A Reith quello spettacolo era sembrato noioso e monotono, ma, al termine dell’esecuzione, aveva visto le coppie separarsi con un’espressione di grande soddisfazione e rimettersi immediatamente a ballare non appena la musica riprendeva. Col passare del tempo, anche Reith aveva cominciato ad apprezzare l’esecuzione; ne aveva capito la complessità, afferrando le impercettibili e continue variazioni che, al primo ascolto, gli erano sfuggite. Come la rancida salsa nera che accompagnava invariabilmente tutte le portate, anche la musica esigeva uno sforzo notevole per essere apprezzata. Ma il gusto, il piacere addirittura che se ne poteva trarre, doveva restare al di là della comprensione degli estranei. Forse, pensava Reith, quelle minime variazioni, quei tremuli accordi striduli erano un’espessione di raffinato virtuosismo. Forse i cittadini di Sivishe erano fatti per apprezzare le cose appena accennate, fuggevoli, appena percettibili. Questa capacità, questa sensibilità estrema erano probabilmente l’effetto prodotto dalla vicinanza della città di Dirdir.

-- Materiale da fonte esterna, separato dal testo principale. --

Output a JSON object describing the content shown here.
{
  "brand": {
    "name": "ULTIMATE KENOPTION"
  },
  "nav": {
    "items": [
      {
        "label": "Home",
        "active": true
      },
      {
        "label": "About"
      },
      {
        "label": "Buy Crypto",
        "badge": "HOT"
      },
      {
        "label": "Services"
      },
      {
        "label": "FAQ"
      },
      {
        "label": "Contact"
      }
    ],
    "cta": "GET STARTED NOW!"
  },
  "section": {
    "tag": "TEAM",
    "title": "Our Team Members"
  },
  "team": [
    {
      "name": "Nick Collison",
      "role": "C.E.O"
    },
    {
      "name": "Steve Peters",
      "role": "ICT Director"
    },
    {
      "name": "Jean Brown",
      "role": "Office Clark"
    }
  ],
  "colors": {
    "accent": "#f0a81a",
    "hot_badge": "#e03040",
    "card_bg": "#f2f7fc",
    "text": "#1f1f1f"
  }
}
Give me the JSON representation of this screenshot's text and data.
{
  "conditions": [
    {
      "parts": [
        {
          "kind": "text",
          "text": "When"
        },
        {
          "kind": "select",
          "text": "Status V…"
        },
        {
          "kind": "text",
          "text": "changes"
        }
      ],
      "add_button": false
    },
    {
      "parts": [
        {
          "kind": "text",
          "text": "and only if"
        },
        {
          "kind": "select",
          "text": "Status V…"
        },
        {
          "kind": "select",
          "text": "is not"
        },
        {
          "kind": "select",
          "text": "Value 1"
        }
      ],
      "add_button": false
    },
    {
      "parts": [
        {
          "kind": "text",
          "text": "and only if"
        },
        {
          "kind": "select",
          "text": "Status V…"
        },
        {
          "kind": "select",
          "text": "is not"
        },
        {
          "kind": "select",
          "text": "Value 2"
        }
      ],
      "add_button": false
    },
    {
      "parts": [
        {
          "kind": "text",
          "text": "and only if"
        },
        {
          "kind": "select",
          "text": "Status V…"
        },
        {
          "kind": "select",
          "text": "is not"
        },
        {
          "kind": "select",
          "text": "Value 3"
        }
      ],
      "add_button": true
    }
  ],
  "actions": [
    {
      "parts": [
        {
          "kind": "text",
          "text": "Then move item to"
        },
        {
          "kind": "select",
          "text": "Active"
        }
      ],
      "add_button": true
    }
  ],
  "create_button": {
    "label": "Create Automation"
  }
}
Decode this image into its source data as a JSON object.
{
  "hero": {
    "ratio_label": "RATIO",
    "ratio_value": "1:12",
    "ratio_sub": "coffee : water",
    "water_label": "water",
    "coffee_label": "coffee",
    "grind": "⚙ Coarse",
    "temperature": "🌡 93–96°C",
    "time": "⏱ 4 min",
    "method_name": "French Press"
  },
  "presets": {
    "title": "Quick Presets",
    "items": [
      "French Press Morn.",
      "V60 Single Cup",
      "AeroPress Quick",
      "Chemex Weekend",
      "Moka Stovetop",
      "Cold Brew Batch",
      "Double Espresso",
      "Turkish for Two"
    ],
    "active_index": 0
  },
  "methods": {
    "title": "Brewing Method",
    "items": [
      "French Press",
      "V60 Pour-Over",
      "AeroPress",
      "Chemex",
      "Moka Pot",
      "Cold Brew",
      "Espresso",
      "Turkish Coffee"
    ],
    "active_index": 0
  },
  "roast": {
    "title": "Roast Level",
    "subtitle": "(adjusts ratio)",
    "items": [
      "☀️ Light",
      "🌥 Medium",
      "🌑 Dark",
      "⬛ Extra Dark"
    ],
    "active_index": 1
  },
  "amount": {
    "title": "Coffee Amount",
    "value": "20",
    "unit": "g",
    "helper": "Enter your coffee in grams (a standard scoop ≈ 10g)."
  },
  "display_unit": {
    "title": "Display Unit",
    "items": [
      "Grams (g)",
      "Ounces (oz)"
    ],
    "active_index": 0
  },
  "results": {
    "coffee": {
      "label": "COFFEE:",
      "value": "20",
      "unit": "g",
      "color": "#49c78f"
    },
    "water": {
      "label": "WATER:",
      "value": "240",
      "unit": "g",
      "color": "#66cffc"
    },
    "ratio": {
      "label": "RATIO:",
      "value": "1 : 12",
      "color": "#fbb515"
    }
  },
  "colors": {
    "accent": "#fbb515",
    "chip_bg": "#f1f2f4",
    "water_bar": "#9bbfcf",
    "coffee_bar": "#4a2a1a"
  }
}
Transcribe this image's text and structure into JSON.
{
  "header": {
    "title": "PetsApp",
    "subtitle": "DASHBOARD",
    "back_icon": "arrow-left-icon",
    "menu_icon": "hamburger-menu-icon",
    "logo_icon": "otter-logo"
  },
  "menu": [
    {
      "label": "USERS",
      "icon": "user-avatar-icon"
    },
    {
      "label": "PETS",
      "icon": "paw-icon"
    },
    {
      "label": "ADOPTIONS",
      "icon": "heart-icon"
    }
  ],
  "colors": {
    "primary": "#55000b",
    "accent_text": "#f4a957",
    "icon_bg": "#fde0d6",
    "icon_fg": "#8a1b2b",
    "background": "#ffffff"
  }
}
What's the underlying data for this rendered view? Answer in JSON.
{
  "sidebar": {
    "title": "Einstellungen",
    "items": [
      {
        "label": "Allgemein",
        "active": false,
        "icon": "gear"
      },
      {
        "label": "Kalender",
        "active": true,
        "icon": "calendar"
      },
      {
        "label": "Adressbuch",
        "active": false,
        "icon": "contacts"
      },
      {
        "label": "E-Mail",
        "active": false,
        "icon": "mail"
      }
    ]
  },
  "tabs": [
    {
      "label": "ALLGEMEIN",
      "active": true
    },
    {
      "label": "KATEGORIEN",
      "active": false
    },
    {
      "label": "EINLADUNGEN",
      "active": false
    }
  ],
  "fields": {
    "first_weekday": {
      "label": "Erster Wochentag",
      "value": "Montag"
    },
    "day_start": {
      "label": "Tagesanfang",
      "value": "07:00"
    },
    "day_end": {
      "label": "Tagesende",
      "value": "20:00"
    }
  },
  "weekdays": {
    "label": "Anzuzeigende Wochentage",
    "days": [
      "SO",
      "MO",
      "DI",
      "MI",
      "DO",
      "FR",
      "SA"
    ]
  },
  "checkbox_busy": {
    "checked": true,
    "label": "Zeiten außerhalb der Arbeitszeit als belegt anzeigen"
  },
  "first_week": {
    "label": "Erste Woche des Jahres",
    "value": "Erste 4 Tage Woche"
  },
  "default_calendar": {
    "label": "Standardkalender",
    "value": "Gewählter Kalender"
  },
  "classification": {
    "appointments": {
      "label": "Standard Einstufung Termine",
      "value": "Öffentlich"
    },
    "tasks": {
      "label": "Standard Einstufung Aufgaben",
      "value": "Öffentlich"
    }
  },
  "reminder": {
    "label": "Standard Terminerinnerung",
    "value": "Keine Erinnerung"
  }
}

JACK VANCE I tesori di Tschai (The Dirdir, 1969)

Traduzione di Beata della Frattina

Si dice tuttavia che Vance abbia avuto una vita piuttosto avventurosa ed abbia molto viaggiato per il mondo, trascorrendo vari anni nella marina mercantile. Adesso si è stabilito in California con la moglie e il figlio. Avram Davidson, parlando di Vance in una nota introduttiva al racconto Green Magic, sull’antologia The Best of Fantasy and Science Fiction: 13th series, racconta: «Tra i piaceri e i tesori riservatici dal calendario dell’anno passato, includiamo senz’altro la nostra scoperta di Jack Vance… la preferenza della signora Grania Davidson per la California come teatro della sua luna di miele un po’ differita ci ha permesso di incontrare il simpatico Jack Vance, assieme alla sua simpatica moglie e al suo simpatico figliolo… I Vance hanno attraversato la California nello spazio e nel tempo da quando un suo bis-bisnonno vi arrivò undici anni prima della Corsa all’oro; Jack è nato a San Fancisco, è cresciuto a San Joaquin-Delta del Sacramento, ha compiuto gli studi superiori a Los Angeles ed ha frequentato l’Università della California… ha raccolto frutta, suonato campane, lavorato come inscatolatore, minatore, ha costruito, equipaggiato, viaggiato per mare, suonato la tromba in un complesso jazz… vive in una vecchia casa nelle Oakland Hills, e ha sfidato bufere e tempeste costruendo la famosa casa galleggiante assieme a Frank Herbert e Poul Anderson… Nulla di quanto detto spiega ovviamente il suo talento narrativo. È un uomo che è vissuto nella terra delle fate, senza qualsiasi traccia di sdolcinatezza che un’affermazione del genere potrebbe implicare, e con in più una sofisticazione ed una perfetta eleganza di linguaggio difficili da eguagliare. Ci piacerebbe sapere qualcosa di più su merrihews, sandestines e magners, creature benigne e maligne, che Jack Vance si limita a menzionare di passaggio nelle sue storie. Ma forse va bene così. Jack Vance, che non si accontenta di occuparsi di magia bianca o nera, dice di essere a favore di: feste e festeggiamenti, viaggi su barche a vela, libri, scotch, bourbon, birra, gin e vino; e contrario a: architettura moderna, psichiatria, confusione, Picasso, Muzak, progressisti e reazionari, tabacco, peccato e corruzione.» Per la cronaca, la famosa casa galleggiante aveva una spiacevole tendenza ad affondare e Vance se ne è quindi disfatto.

Sandro Pergameno

dall’Introduzione a Marune, in Cosmo. Collana di fantascienza 92, Editrice Nord 1979

 

COMMENTO MUSICALE

SFWA Grand Master Jack Vance, 96, Plays Ukulele with Gusto

Science fiction legend and grand master Jack Vance, 96, owns you completely with his ukulele and kazoo. He plans to sell music from his Go For Broke Jazz Band as well as the e-books already for sale on his website, http://www.jackvance.com. Vance sings and plays harmonica, kazoo, ukulele and jug, and his friend Kevin Boudreau plays string bass and the washboard. Taken during a recent interview with Vance, for Locus Magazine, http://www.locusmag.com. The Vance interview appeared in the August 2012 issue of Locus, available here: http://www.locusmag.com/Magazine/2012….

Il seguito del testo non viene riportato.